À la première place…
On s'attribue toujours une importance démesurée, alors que nous ne sommes qu'une infime poussière de l'univers. Une éphémère présence au cœur de l'infini.
Nous ne cessons pas, consciemment ou non, de nous placer au centre de nos pensées, de nos préoccupations et de nos jugements, comme si tout devait graviter autour de nous.

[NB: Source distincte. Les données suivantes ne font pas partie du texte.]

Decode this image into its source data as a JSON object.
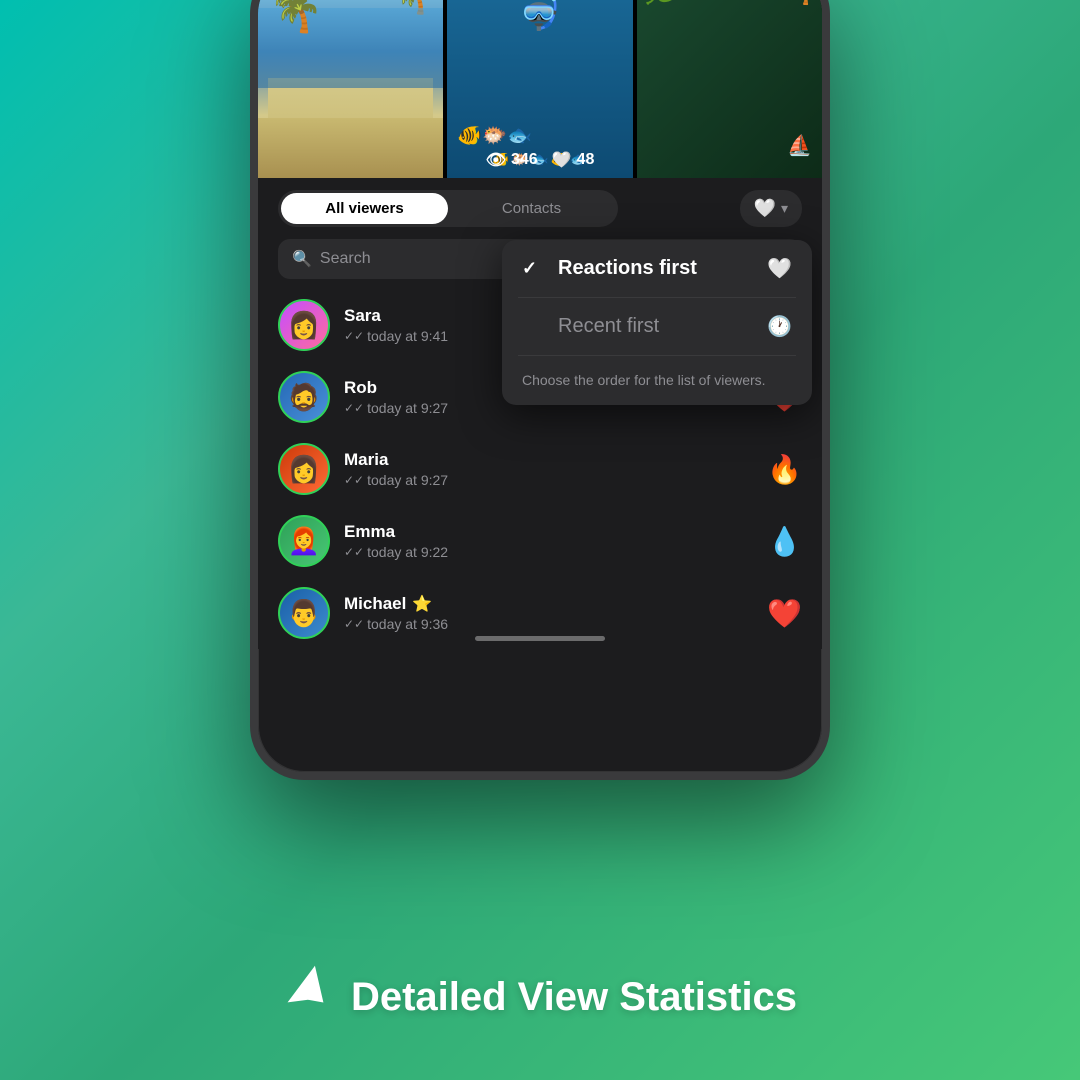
{
  "background": {
    "gradient_start": "#00c6b8",
    "gradient_end": "#5ac87a"
  },
  "bottom_title": {
    "icon": "✈",
    "text": "Detailed View Statistics"
  },
  "phone": {
    "photos": [
      {
        "type": "beach",
        "label": "beach photo"
      },
      {
        "type": "underwater",
        "label": "underwater photo"
      },
      {
        "type": "tropical",
        "label": "tropical photo"
      }
    ],
    "stats": {
      "views_icon": "👁",
      "views_count": "346",
      "likes_icon": "🤍",
      "likes_count": "48"
    },
    "tabs": {
      "all_viewers_label": "All viewers",
      "contacts_label": "Contacts"
    },
    "search_placeholder": "Search",
    "viewers": [
      {
        "id": "sara",
        "name": "Sara",
        "time": "today at 9:41",
        "reaction": null,
        "avatar_class": "sara"
      },
      {
        "id": "rob",
        "name": "Rob",
        "time": "today at 9:27",
        "reaction": "❤️",
        "avatar_class": "rob"
      },
      {
        "id": "maria",
        "name": "Maria",
        "time": "today at 9:27",
        "reaction": "🔥",
        "avatar_class": "maria"
      },
      {
        "id": "emma",
        "name": "Emma",
        "time": "today at 9:22",
        "reaction": "💧",
        "avatar_class": "emma"
      },
      {
        "id": "michael",
        "name": "Michael",
        "time": "today at 9:36",
        "reaction": "❤️",
        "has_badge": true,
        "avatar_class": "michael"
      }
    ],
    "dropdown": {
      "reactions_first_label": "Reactions first",
      "recent_first_label": "Recent first",
      "hint_text": "Choose the order for the list of viewers.",
      "selected": "reactions_first"
    }
  }
}
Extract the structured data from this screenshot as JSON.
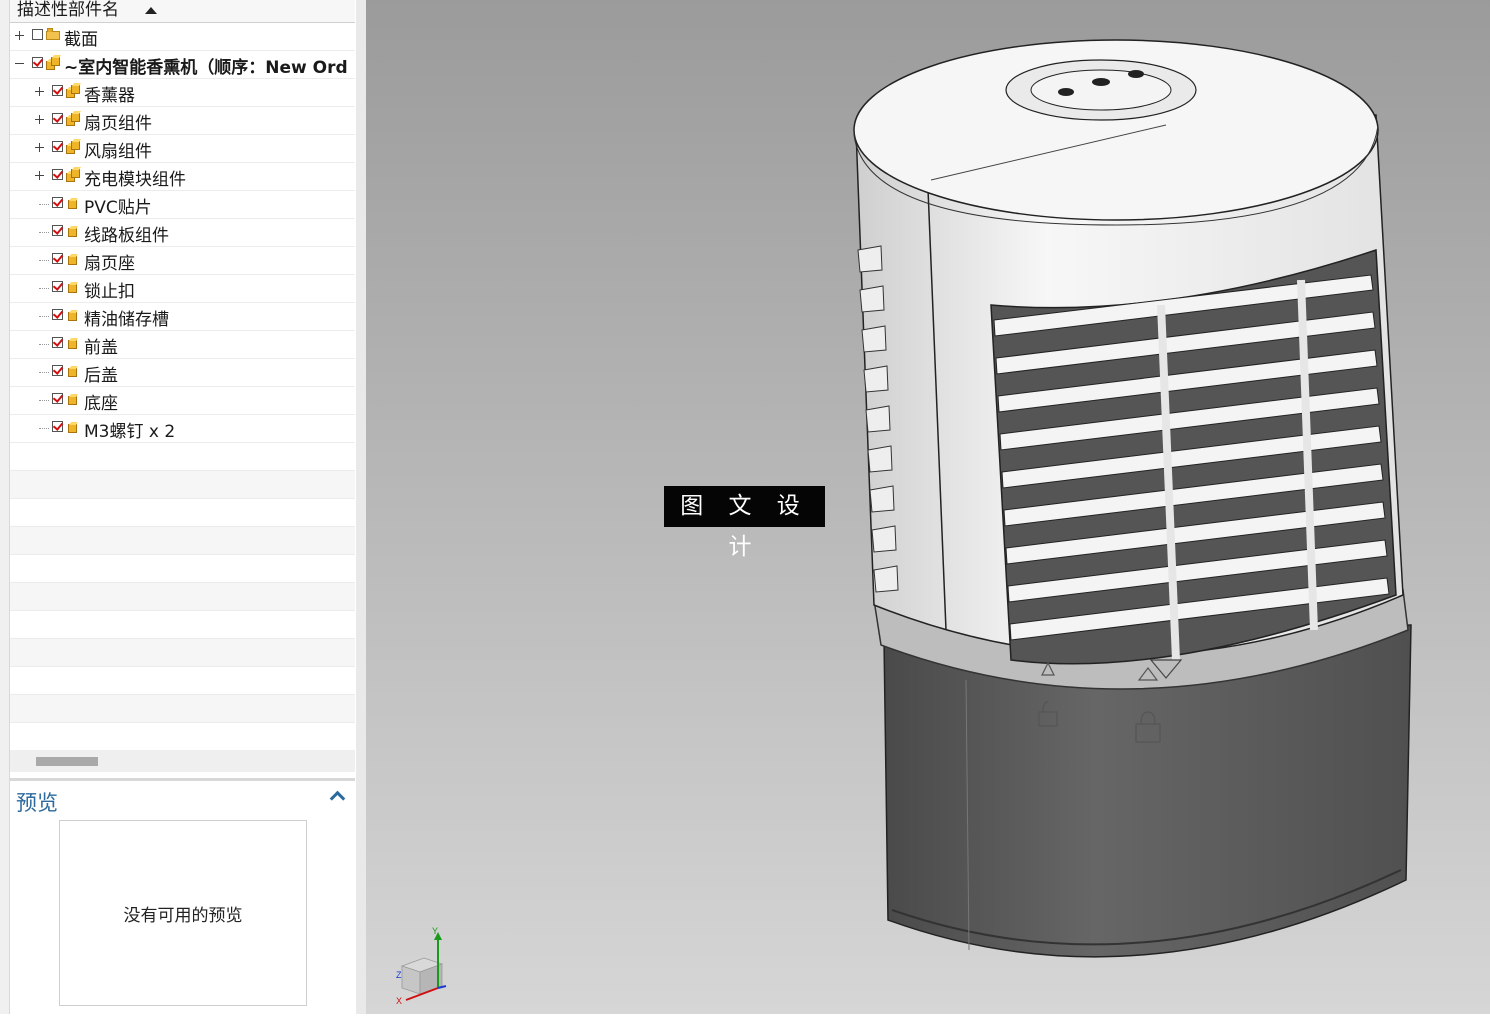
{
  "navigator": {
    "column_header": "描述性部件名",
    "rows": [
      {
        "label": "截面",
        "expander": "plus",
        "checked": false,
        "icon": "folder-icon",
        "bold": false,
        "indent": 0
      },
      {
        "label": "~室内智能香熏机（顺序：New Ord",
        "expander": "minus",
        "checked": true,
        "icon": "assembly-icon",
        "bold": true,
        "indent": 0
      },
      {
        "label": "香薰器",
        "expander": "plus",
        "checked": true,
        "icon": "assembly-icon",
        "bold": false,
        "indent": 1
      },
      {
        "label": "扇页组件",
        "expander": "plus",
        "checked": true,
        "icon": "assembly-icon",
        "bold": false,
        "indent": 1
      },
      {
        "label": "风扇组件",
        "expander": "plus",
        "checked": true,
        "icon": "assembly-icon",
        "bold": false,
        "indent": 1
      },
      {
        "label": "充电模块组件",
        "expander": "plus",
        "checked": true,
        "icon": "assembly-icon",
        "bold": false,
        "indent": 1
      },
      {
        "label": "PVC贴片",
        "expander": "none",
        "checked": true,
        "icon": "part-icon",
        "bold": false,
        "indent": 1
      },
      {
        "label": "线路板组件",
        "expander": "none",
        "checked": true,
        "icon": "part-icon",
        "bold": false,
        "indent": 1
      },
      {
        "label": "扇页座",
        "expander": "none",
        "checked": true,
        "icon": "part-icon",
        "bold": false,
        "indent": 1
      },
      {
        "label": "锁止扣",
        "expander": "none",
        "checked": true,
        "icon": "part-icon",
        "bold": false,
        "indent": 1
      },
      {
        "label": "精油储存槽",
        "expander": "none",
        "checked": true,
        "icon": "part-icon",
        "bold": false,
        "indent": 1
      },
      {
        "label": "前盖",
        "expander": "none",
        "checked": true,
        "icon": "part-icon",
        "bold": false,
        "indent": 1
      },
      {
        "label": "后盖",
        "expander": "none",
        "checked": true,
        "icon": "part-icon",
        "bold": false,
        "indent": 1
      },
      {
        "label": "底座",
        "expander": "none",
        "checked": true,
        "icon": "part-icon",
        "bold": false,
        "indent": 1
      },
      {
        "label": "M3螺钉 x 2",
        "expander": "none",
        "checked": true,
        "icon": "part-icon",
        "bold": false,
        "indent": 1
      }
    ]
  },
  "preview": {
    "title": "预览",
    "message": "没有可用的预览"
  },
  "viewport": {
    "watermark": "图 文 设 计",
    "triad_labels": {
      "y": "Y",
      "x": "X",
      "z": "Z"
    }
  },
  "colors": {
    "accent_blue": "#2c6a9e",
    "check_red": "#d01010",
    "viewport_top": "#9b9b9b",
    "viewport_bottom": "#d6d6d6",
    "model_body_white": "#f2f2f2",
    "model_base_dark": "#555555"
  }
}
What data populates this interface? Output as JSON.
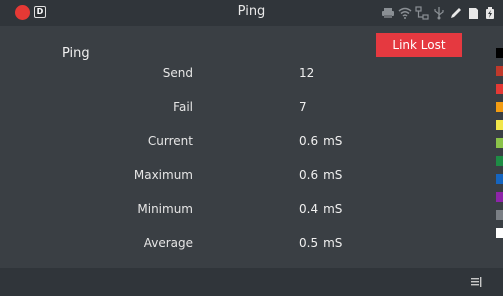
{
  "statusbar": {
    "title": "Ping",
    "badge": "D",
    "icons": [
      "printer-icon",
      "wifi-icon",
      "network-icon",
      "usb-icon",
      "pen-icon",
      "sd-card-icon",
      "battery-icon"
    ]
  },
  "main": {
    "section_title": "Ping",
    "link_status": "Link Lost",
    "rows": [
      {
        "label": "Send",
        "value": "12",
        "unit": ""
      },
      {
        "label": "Fail",
        "value": "7",
        "unit": ""
      },
      {
        "label": "Current",
        "value": "0.6",
        "unit": "mS"
      },
      {
        "label": "Maximum",
        "value": "0.6",
        "unit": "mS"
      },
      {
        "label": "Minimum",
        "value": "0.4",
        "unit": "mS"
      },
      {
        "label": "Average",
        "value": "0.5",
        "unit": "mS"
      }
    ]
  },
  "palette": [
    "#000000",
    "#c0392b",
    "#e53935",
    "#f39c12",
    "#f1e64a",
    "#8bc34a",
    "#1e8c45",
    "#1565c0",
    "#8e24aa",
    "#7a7f85",
    "#ffffff"
  ],
  "colors": {
    "background": "#3a3f44",
    "bars": "#30353a",
    "alert": "#e53940",
    "record": "#e53935"
  }
}
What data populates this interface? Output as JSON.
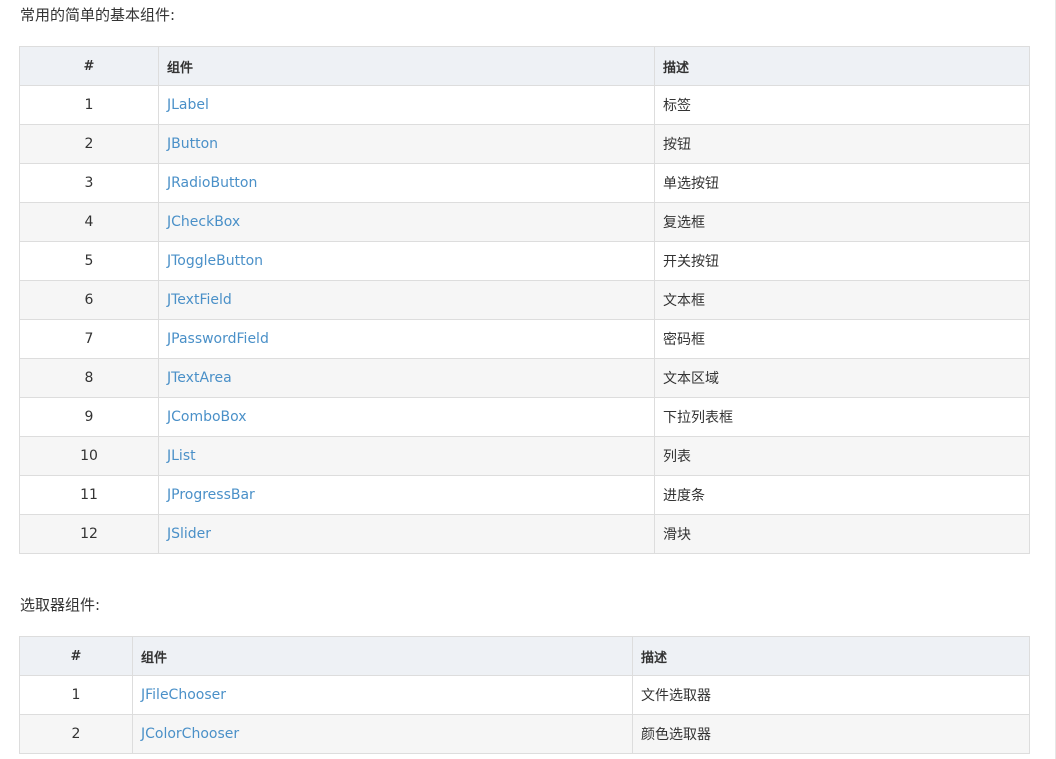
{
  "sections": [
    {
      "title": "常用的简单的基本组件:",
      "headers": {
        "num": "#",
        "component": "组件",
        "description": "描述"
      },
      "rows": [
        {
          "num": "1",
          "component": "JLabel",
          "description": "标签"
        },
        {
          "num": "2",
          "component": "JButton",
          "description": "按钮"
        },
        {
          "num": "3",
          "component": "JRadioButton",
          "description": "单选按钮"
        },
        {
          "num": "4",
          "component": "JCheckBox",
          "description": "复选框"
        },
        {
          "num": "5",
          "component": "JToggleButton",
          "description": "开关按钮"
        },
        {
          "num": "6",
          "component": "JTextField",
          "description": "文本框"
        },
        {
          "num": "7",
          "component": "JPasswordField",
          "description": "密码框"
        },
        {
          "num": "8",
          "component": "JTextArea",
          "description": "文本区域"
        },
        {
          "num": "9",
          "component": "JComboBox",
          "description": "下拉列表框"
        },
        {
          "num": "10",
          "component": "JList",
          "description": "列表"
        },
        {
          "num": "11",
          "component": "JProgressBar",
          "description": "进度条"
        },
        {
          "num": "12",
          "component": "JSlider",
          "description": "滑块"
        }
      ]
    },
    {
      "title": "选取器组件:",
      "headers": {
        "num": "#",
        "component": "组件",
        "description": "描述"
      },
      "rows": [
        {
          "num": "1",
          "component": "JFileChooser",
          "description": "文件选取器"
        },
        {
          "num": "2",
          "component": "JColorChooser",
          "description": "颜色选取器"
        }
      ]
    }
  ],
  "colors": {
    "link": "#4a90c8",
    "header_bg": "#eef1f5",
    "stripe_bg": "#f6f6f6",
    "border": "#dddddd"
  }
}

Nous avons énormément de considération, pour le faux Moi façonné par l'ego, qui, en nourrissant le sentiment d'importance, nous éloigne de notre véritable nature.
À tout moment du jour ou de la nuit, la déferlante des médias nous soumet au flot ininterrompu d'informations relatant la souffrance, la misère, la mort, les guerres, les catastrophes naturelles, le dérèglement climatique et tant d'autres tragédies qui frappent notre monde.
Confrontés à cette affligeante réalité qui se répète sans cesse, pouvons-nous rester repliés sur nous-mêmes, presque insensibles à la succession des mauvaises nouvelles ?
Pouvons-nous en déduire que l'exposition permanente au dérèglement et à la dégénérescence du monde finit par éroder la sensibilité au point de rendre indifférent à la souffrance d'autrui ?
L'humanité est-elle plongée dans une faillite morale et spirituelle collective ?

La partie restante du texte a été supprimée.